Bem Vindo ao blog Os CEARENSES.

A NOITE DOS ESQUECIDOS – A Paixão Silenciosa de Cristo

COMPARTILHE:

Por WALTER PINTO FILHO, Promotor de Justiça/CE

Às vésperas da Semana Santa, tempo em que se rememora a paixão e a dor do Cristo crucificado, é oportuno voltar os olhos a uma outra dor — menos falada, mas igualmente devastadora: a dor das mães de Belém.

A história da humanidade é marcada por silêncios ensurdecedores — sobretudo quando o divino se cala diante da dor dos inocentes. Um desses episódios, registrado em Mateus 2:16-18, narra o massacre de crianças ordenado por Herodes. É um acontecimento bíblico, mas de brutalidade chocante. Curiosamente, pouco abordado. Este artigo propõe uma pausa
nesse silêncio — e um olhar mais atento ao grito abafado daquelas vidas interrompidas.

A matança dos inocentes é uma das passagens mais sombrias dos Evangelhos. Nenhuma criança é poupada — exceto uma: Jesus, conduzido ao Egito por ordem divina. É impossível não perceber a violência dessa narrativa. E mais difícil ainda é conciliar, sob o olhar humano, a lógica de um Deus que intervém para proteger apenas um, enquanto tantos outros são deixados à própria sorte — ou à fúria de um déspota paranoico. A pergunta que ecoa, entre teólogos e literatos, é a mesma: por que apenas José foi avisado? Onde estavam os anjos das outras casas?

José Saramago, em O Evangelho Segundo Jesus Cristo, capta com precisão essa ferida teológica. Para o Cristo que ele constrói, esse não é um episódio longínquo: é uma agonia pessoal. Jesus adulto, consciente de sua missão e de sua escolha divina, retorna a Belém. Diante do local onde as crianças foram assassinadas, permanece em silêncio. Um silêncio pesado, insuportável, que carrega a culpa de um sobrevivente — alguém salvo por um privilégio celestial que jamais compreenderá. Ali, diz Saramago, é o lugar em que Jesus chora, não por compaixão, mas por uma angústia que o consome — a dor de ter sido salvo enquanto outros foram sacrificados.

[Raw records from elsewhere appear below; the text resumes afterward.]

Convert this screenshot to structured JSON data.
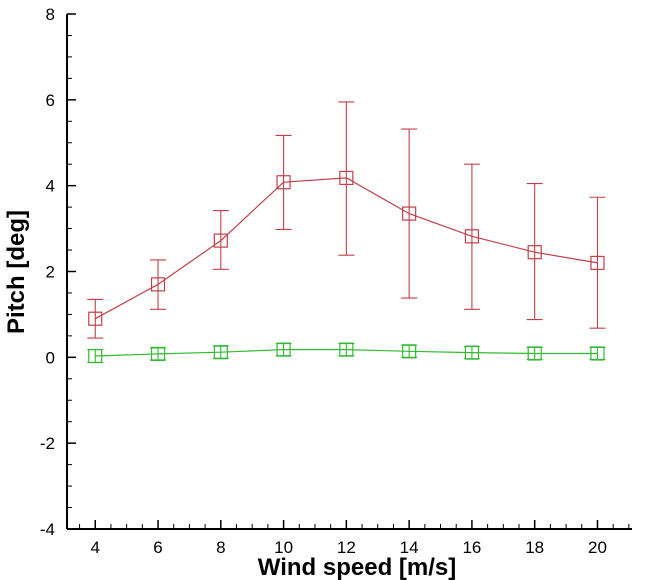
{
  "chart_data": {
    "type": "line",
    "title": "",
    "xlabel": "Wind speed [m/s]",
    "ylabel": "Pitch [deg]",
    "xlim": [
      3.1,
      21.1
    ],
    "ylim": [
      -4,
      8
    ],
    "x_ticks": [
      4,
      6,
      8,
      10,
      12,
      14,
      16,
      18,
      20
    ],
    "y_ticks": [
      -4,
      -2,
      0,
      2,
      4,
      6,
      8
    ],
    "grid": false,
    "legend": "none",
    "x": [
      4,
      6,
      8,
      10,
      12,
      14,
      16,
      18,
      20
    ],
    "series": [
      {
        "name": "red-series",
        "color": "#c0404a",
        "marker": "square",
        "values": [
          0.9,
          1.7,
          2.72,
          4.08,
          4.18,
          3.35,
          2.82,
          2.45,
          2.2
        ],
        "err_low": [
          0.45,
          1.12,
          2.05,
          2.98,
          2.38,
          1.38,
          1.12,
          0.88,
          0.68
        ],
        "err_high": [
          1.35,
          2.27,
          3.42,
          5.17,
          5.95,
          5.32,
          4.5,
          4.05,
          3.73
        ]
      },
      {
        "name": "green-series",
        "color": "#33bb33",
        "marker": "square",
        "values": [
          0.03,
          0.08,
          0.12,
          0.18,
          0.18,
          0.14,
          0.11,
          0.09,
          0.09
        ],
        "err_low": [
          -0.12,
          -0.06,
          -0.02,
          0.04,
          0.04,
          0.0,
          -0.03,
          -0.05,
          -0.05
        ],
        "err_high": [
          0.18,
          0.22,
          0.26,
          0.32,
          0.32,
          0.28,
          0.25,
          0.23,
          0.23
        ]
      }
    ]
  }
}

A cena imaginada por Saramago nos conduz ao âmago do escândalo espiritual: o silêncio de Deus diante do sofrimento dos inocentes. Como escreveu Elie Wiesel, sobrevivente do Holocausto: “Nunca esquecerei aquele silêncio noturno que me roubou para sempre o gosto da vida. Nunca esquecerei aquele silêncio de Deus.” Essa frase, embora nascida de outro contexto histórico, cabe perfeitamente aqui — em Belém, naquele tempo, onde os gritos das mães se perderam sem resposta.

Segundo Saramago, aquela seria a verdadeira paixão: não os pregos, mas a lembrança. A dor não da carne, mas da consciência. O sangue dos inocentes selou, antes da cruz, a marca de um Deus que escolhe — e cuja escolha, muitas vezes, fere mais do que salva.

É curioso observar como o texto bíblico trata o episódio com uma brevidade desconcertante. Para dar-lhe algum sentido, o evangelista recorre a uma antiga profecia de Jeremias — escrita séculos antes do massacre — e a toma como referência simbólica: “Ouviu-se uma voz em Ramá, choro e grande lamento; era Raquel chorando por seus filhos e recusando ser consolada, porque já não existem.” Uma tentativa de consolo poético diante de uma tragédia inconsolável.

A Noite dos Esquecidos é um desses pontos em que o mito e a dor real da humanidade se encontram. É quando a fé é posta à prova — não por negação, mas por perplexidade. A dúvida não é se Deus existe, mas que lógica Ele segue. Que justiça permite que uns sejam avisados e outros sacrificados?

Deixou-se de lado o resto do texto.